A resolution going before the County Board of Supervisors at their Tuesday, Feb. 19 meeting would, if approved, authorize the Chippewa County Extension to apply to the Department of Agriculture, Trade and Consumer Protection for a license to grow industrial hemp in test plots in Chippewa County.

The meeting was originally scheduled for Feb. 12 but was postponed due to weather.

In the explanation of the proposal, the extension cites the “increasing interest in the agriculture community to learn how to grow industrial hemp as industrial hemp may be an option to diversify farming activities.”

The project would use a plot of land at the southeast corner of the intersection of Seymour Cray Boulevard and County Highway I in Chippewa Falls for the test plots, which is currently used by Chippewa County Extension for other crop-related projects.

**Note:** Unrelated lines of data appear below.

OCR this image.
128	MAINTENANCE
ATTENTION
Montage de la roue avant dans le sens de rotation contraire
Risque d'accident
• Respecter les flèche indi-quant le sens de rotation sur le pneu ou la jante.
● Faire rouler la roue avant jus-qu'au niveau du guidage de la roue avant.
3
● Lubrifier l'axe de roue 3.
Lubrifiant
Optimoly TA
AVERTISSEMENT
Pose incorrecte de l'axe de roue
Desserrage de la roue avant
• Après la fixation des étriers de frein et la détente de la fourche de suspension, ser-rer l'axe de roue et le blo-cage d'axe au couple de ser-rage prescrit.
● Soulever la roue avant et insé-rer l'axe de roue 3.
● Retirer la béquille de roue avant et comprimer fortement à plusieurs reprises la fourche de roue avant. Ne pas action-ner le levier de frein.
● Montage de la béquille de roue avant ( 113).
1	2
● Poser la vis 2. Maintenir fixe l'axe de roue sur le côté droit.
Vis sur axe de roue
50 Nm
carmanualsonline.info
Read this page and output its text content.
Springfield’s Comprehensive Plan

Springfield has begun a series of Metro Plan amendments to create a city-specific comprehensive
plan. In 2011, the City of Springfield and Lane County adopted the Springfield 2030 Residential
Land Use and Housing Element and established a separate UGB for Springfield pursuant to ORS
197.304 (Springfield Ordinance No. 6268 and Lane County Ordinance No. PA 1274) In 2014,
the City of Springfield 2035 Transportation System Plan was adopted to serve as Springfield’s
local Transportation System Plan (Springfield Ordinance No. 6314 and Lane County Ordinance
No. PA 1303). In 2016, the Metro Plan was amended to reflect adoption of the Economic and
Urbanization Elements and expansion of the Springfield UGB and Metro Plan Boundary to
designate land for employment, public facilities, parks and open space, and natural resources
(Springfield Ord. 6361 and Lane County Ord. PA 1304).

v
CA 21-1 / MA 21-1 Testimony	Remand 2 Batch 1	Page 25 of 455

The research test plots for this project are estimated to be no more than one acre in size.

If the license to grow industrial hemp is approved by DATCP, the research would be done in collaboration with the University of Wisconsin-Madison Agronomy Department and the University of Vermont to investigate industrial hemp variety production differences related to grain, fiber and oil production.

They also plan to study pest management research related to weed control.

Jerry Clark, agricultural educator for the Chippewa County Extension, said that they hope to provide another location to study the crop’s growth to provide information specific to Wisconsin.

“We’re getting quite a few questions about it,” Clark said. “We just don’t have a good database here in Wisconsin.”

According to the proposal, the “research gathered from this project will be used to help the Chippewa County Extension Ag Agent learn if industrial hemp farming would be a sound financial endeavor for the Chippewa County agriculture community.”

A renewed growth in hemp has been fueled by the removal of restrictions in recent years.

The Wisconsin State Legislature approved hemp farming in November 2017, which was allowed through the Farm Bill in 2014.

A number of factors still limited the growth and transportation of hemp and hemp seeds, but the 2018 Farm Bill removed those restrictions.

Prior to the clarification of federal law, the Wisconsin Department of Agriculture, Trade and Consumer Protection — which regulates hemp production — noted on its website that Wisconsin law “does not explicitly prohibit or permit interstate movement” of hemp seeds and that it is done at buyers’ and sellers’ own risk.

There is a market for hemp seeds, but it has been traditionally used for ropes, fabric and paper among other products.

The rise in popularity of cannabidiol (CBD) — a non-intoxicating compound found in cannabis — that can be added to other products, has also raised interest in the crop nationally.

The crop itself is being seen as an up-and-coming commodity, and prior to the federal outlawing of hemp as a product in 1957, Wisconsin had been one of the world’s leading hemp growers and manufacturers.